Porter noted two instances when Silverstein teased Rotheimer that he would drop sponsorship of the bill. The context of the conversations was lighthearted, but even the appearance that a lawmaker’s opinion of legislation could be based on his relationship with the advocate “has harmed the public’s trust in the General Assembly,” she wrote.
[Inspector General Julie Porter] also noted many of the messages were “flirtatious,” although none were “sexually explicit and there was never any express discussion in the messages about cultivating a romantic relationship.”
And she did not conclude that Silverstein “killed” the bill.
“If anything, it appears that Silverstein — like Rotheimer — was misguided or naive about whether the bill could actually succeed as proposed. He kept going and going because he wanted to help, please and placate Rotheimer,” she wrote.
In explaining why she considered Silverstein’s conduct “unbecoming” of a legislator, Porter writes that “he did not maintain an appropriate professional distance from the proponent of a bill he was sponsoring.”
She writes that Silverstein “should have been much more cautious and conscientious about engaging in these types of teasing and flirtatious communications with someone he knew was depending on him to advance legislation.”
“Legislators are public servants, held to a higher standard,” Porter wrote. “Even the appearance — which Silverstein himself created — that Silverstein felt enamored with a bill proponent and may have used his office to advance or impede legislation as a result is problematic and warrants my finding.”
* From the Illinois Policy Institute’s former news network…
Attorney Les Alderman, who has handled harassment cases in Washington, D.C., said Porter’s report will have consequences.
“Here you have this inspector general airing all of this dirty laundry and declaring it to mean nothing, and to amount to no violation of the law,” Alderman said. “That will have a chilling effect on the victims who will decide that they don’t need to go through the same process and get the same result.”
Alderman said accusers should take their cases to court.
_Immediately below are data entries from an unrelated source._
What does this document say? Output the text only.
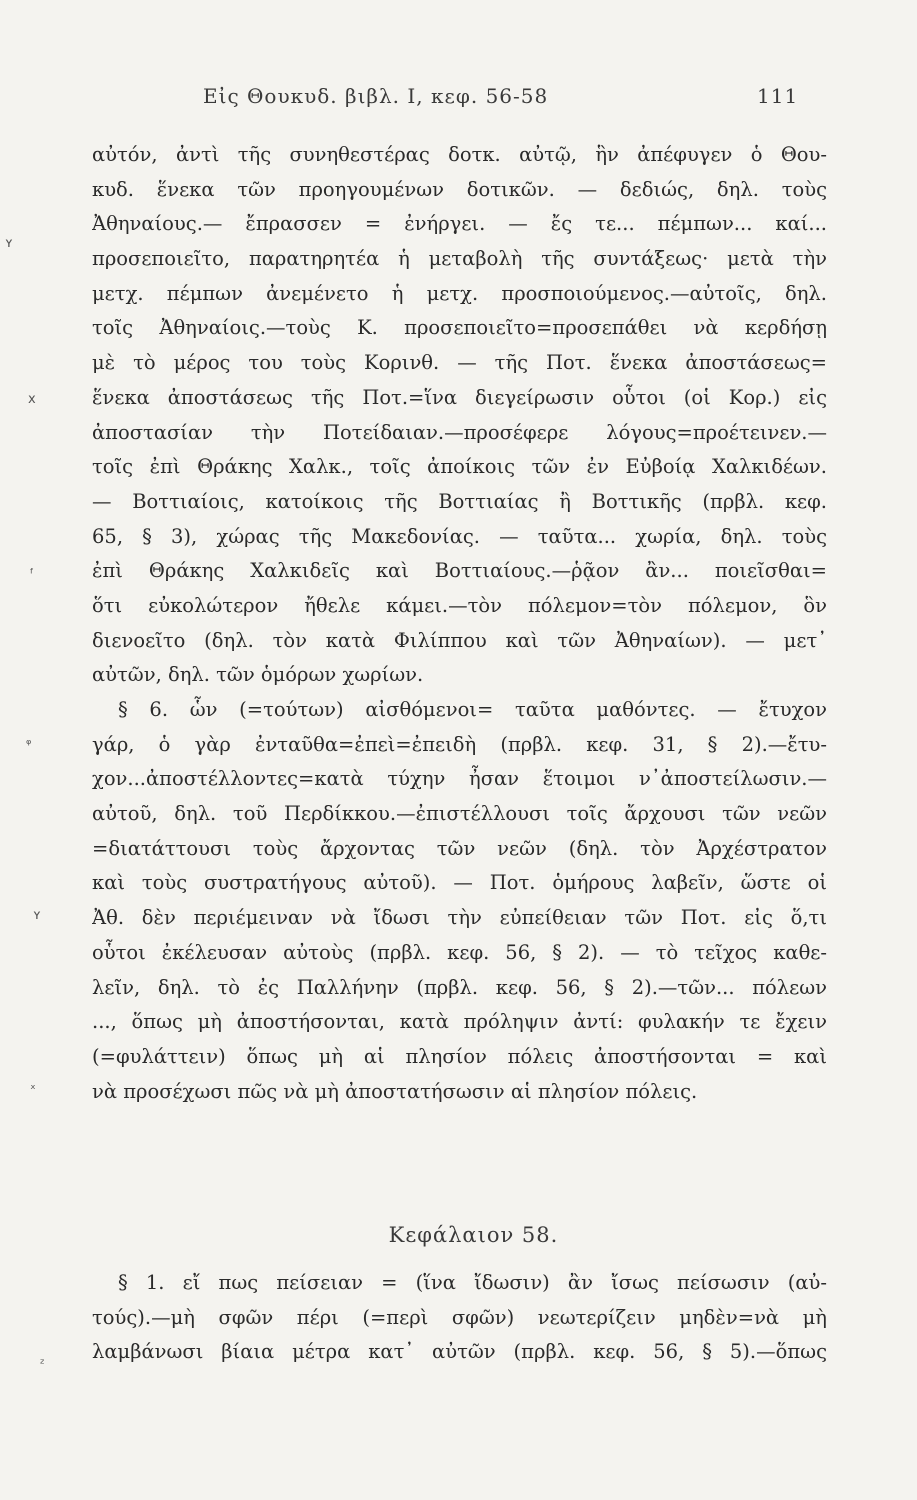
Εἰς Θουκυδ. βιβλ. Ι, κεφ. 56-58	111
αὐτόν, ἀντὶ τῆς συνηθεστέρας δοτκ. αὐτῷ, ἣν ἀπέφυγεν ὁ Θου-
κυδ. ἕνεκα τῶν προηγουμένων δοτικῶν. — δεδιώς, δηλ. τοὺς
Ἀθηναίους.— ἔπρασσεν = ἐνήργει. — ἔς τε... πέμπων... καί...
προσεποιεῖτο, παρατηρητέα ἡ μεταβολὴ τῆς συντάξεως· μετὰ τὴν
μετχ. πέμπων ἀνεμένετο ἡ μετχ. προσποιούμενος.—αὐτοῖς, δηλ.
τοῖς Ἀθηναίοις.—τοὺς Κ. προσεποιεῖτο=προσεπάθει νὰ κερδήσῃ
μὲ τὸ μέρος του τοὺς Κορινθ. — τῆς Ποτ. ἕνεκα ἀποστάσεως=
ἕνεκα ἀποστάσεως τῆς Ποτ.=ἵνα διεγείρωσιν οὗτοι (οἱ Κορ.) εἰς
ἀποστασίαν τὴν Ποτείδαιαν.—προσέφερε λόγους=προέτεινεν.—
τοῖς ἐπὶ Θράκης Χαλκ., τοῖς ἀποίκοις τῶν ἐν Εὐβοίᾳ Χαλκιδέων.
— Βοττιαίοις, κατοίκοις τῆς Βοττιαίας ἢ Βοττικῆς (πρβλ. κεφ.
65, § 3), χώρας τῆς Μακεδονίας. — ταῦτα... χωρία, δηλ. τοὺς
ἐπὶ Θράκης Χαλκιδεῖς καὶ Βοττιαίους.—ῥᾷον ἂν... ποιεῖσθαι=
ὅτι εὐκολώτερον ἤθελε κάμει.—τὸν πόλεμον=τὸν πόλεμον, ὃν
διενοεῖτο (δηλ. τὸν κατὰ Φιλίππου καὶ τῶν Ἀθηναίων). — μετ᾽
αὐτῶν, δηλ. τῶν ὁμόρων χωρίων.
§ 6. ὧν (=τούτων) αἰσθόμενοι= ταῦτα μαθόντες. — ἔτυχον
γάρ, ὁ γὰρ ἐνταῦθα=ἐπεὶ=ἐπειδὴ (πρβλ. κεφ. 31, § 2).—ἔτυ-
χον...ἀποστέλλοντες=κατὰ τύχην ἦσαν ἕτοιμοι ν᾽ἀποστείλωσιν.—
αὐτοῦ, δηλ. τοῦ Περδίκκου.—ἐπιστέλλουσι τοῖς ἄρχουσι τῶν νεῶν
=διατάττουσι τοὺς ἄρχοντας τῶν νεῶν (δηλ. τὸν Ἀρχέστρατον
καὶ τοὺς συστρατήγους αὐτοῦ). — Ποτ. ὁμήρους λαβεῖν, ὥστε οἱ
Ἀθ. δὲν περιέμειναν νὰ ἴδωσι τὴν εὐπείθειαν τῶν Ποτ. εἰς ὅ,τι
οὗτοι ἐκέλευσαν αὐτοὺς (πρβλ. κεφ. 56, § 2). — τὸ τεῖχος καθε-
λεῖν, δηλ. τὸ ἐς Παλλήνην (πρβλ. κεφ. 56, § 2).—τῶν... πόλεων
..., ὅπως μὴ ἀποστήσονται, κατὰ πρόληψιν ἀντί: φυλακήν τε ἔχειν
(=φυλάττειν) ὅπως μὴ αἱ πλησίον πόλεις ἀποστήσονται = καὶ
νὰ προσέχωσι πῶς νὰ μὴ ἀποστατήσωσιν αἱ πλησίον πόλεις.
Κεφάλαιον 58.
§ 1. εἴ πως πείσειαν = (ἵνα ἴδωσιν) ἂν ἴσως πείσωσιν (αὐ-
τούς).—μὴ σφῶν πέρι (=περὶ σφῶν) νεωτερίζειν μηδὲν=νὰ μὴ
λαμβάνωσι βίαια μέτρα κατ᾽ αὐτῶν (πρβλ. κεφ. 56, § 5).—ὅπως
ʏ
ⅹ
ᶠ
ᵩ
ʏ
ₓ
ᶻ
Rotheimer said she’s evaluating her options and that the process is rigged in lawmakers’ favor.
Illinois state Rep. Avery Bourne, R-Raymond, said the legislature’s harassment task force is evaluating how other inspectors general investigate cases in other agencies and other states.
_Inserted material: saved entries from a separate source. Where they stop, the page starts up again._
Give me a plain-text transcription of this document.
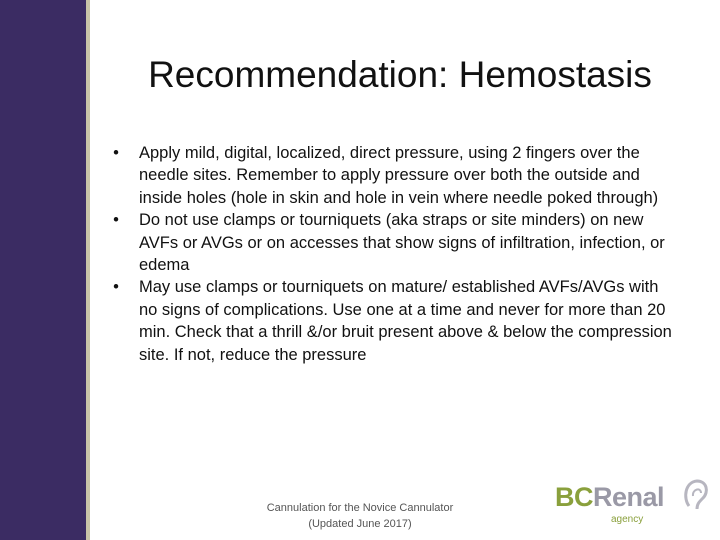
Recommendation: Hemostasis
• Apply mild, digital, localized, direct pressure, using 2 fingers over the needle sites. Remember to apply pressure over both the outside and inside holes (hole in skin and hole in vein where needle poked through)
• Do not use clamps or tourniquets (aka straps or site minders) on new AVFs or AVGs or on accesses that show signs of infiltration, infection, or edema
• May use clamps or tourniquets on mature/ established AVFs/AVGs with no signs of complications. Use one at a time and never for more than 20 min. Check that a thrill &/or bruit present above & below the compression site. If not, reduce the pressure
Cannulation for the Novice Cannulator
(Updated June 2017)
BCRenal
agency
Becky Carroll, a political consultant and one of the women behind the open letter last fall, said she did not think the inspector general’s finding would discourage women from coming forward.
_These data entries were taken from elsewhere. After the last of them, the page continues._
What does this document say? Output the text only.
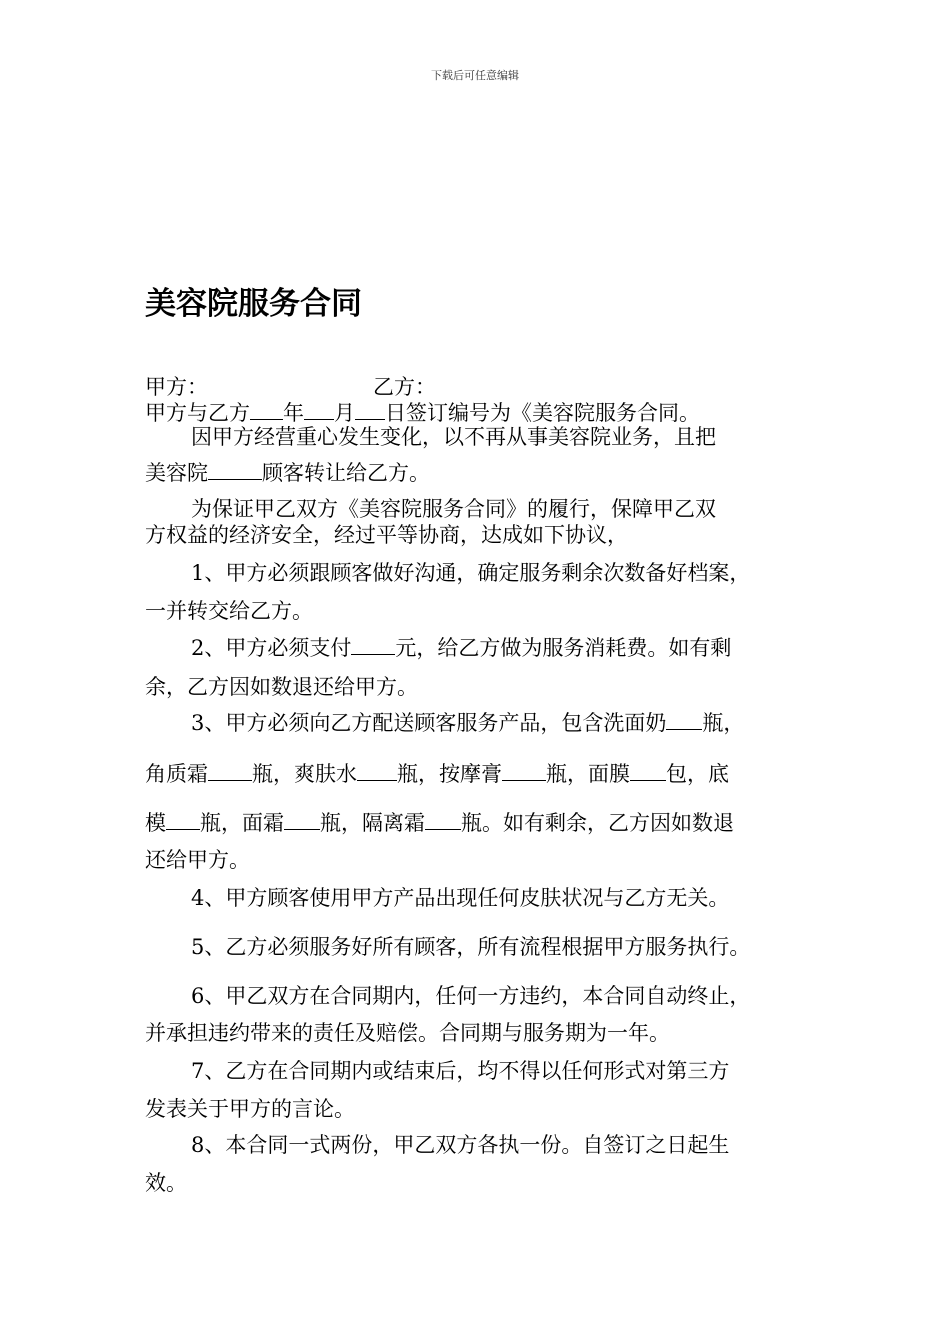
下载后可任意编辑
美容院服务合同
甲方：	乙方：
甲方与乙方 年 月 日签订编号为《美容院服务合同。
因甲方经营重心发生变化，以不再从事美容院业务，且把
美容院	顾客转让给乙方。
为保证甲乙双方《美容院服务合同》的履行，保障甲乙双
方权益的经济安全，经过平等协商，达成如下协议，
1、甲方必须跟顾客做好沟通，确定服务剩余次数备好档案，
一并转交给乙方。
2、甲方必须支付 元，给乙方做为服务消耗费。如有剩
余，乙方因如数退还给甲方。
3、甲方必须向乙方配送顾客服务产品，包含洗面奶 瓶，
角质霜 瓶，爽肤水 瓶，按摩膏 瓶，面膜 包，底
模 瓶，面霜 瓶，隔离霜 瓶。如有剩余，乙方因如数退
还给甲方。
4、甲方顾客使用甲方产品出现任何皮肤状况与乙方无关。
5、乙方必须服务好所有顾客，所有流程根据甲方服务执行。
6、甲乙双方在合同期内，任何一方违约，本合同自动终止，
并承担违约带来的责任及赔偿。合同期与服务期为一年。
7、乙方在合同期内或结束后，均不得以任何形式对第三方
发表关于甲方的言论。
8、本合同一式两份，甲乙双方各执一份。自签订之日起生
效。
“Women and our allies are united more than ever around this issue, and this movement is too strong a force to be deterred by any single incident of this nature,” Carroll said. “There’s no going back.”
Carroll said she could understand why Rotheimer was dissatisfied with the process, saying state government needs a “clear, consistent and fair process in place so everyone who comes forward has confidence that their complaints will be taken seriously and addressed accordingly.”
Lawmakers have formed two task forces to try to address the larger issues of sexual harassment and sexual discrimination in Springfield.
* WLS Radio…
Silverstein didn’t want to answer any of my questions about the finding, but he did say “I am very grateful that we have an independent inspector general who saw the facts for what they were. My priorities are now my family and my re-election.”
But Silverstein’s two more impediments to his re-election: He’s currently 45 signatures short on his petition to get on the March 20th ballot and even if he does get on the ballot he’s got a primary challenger.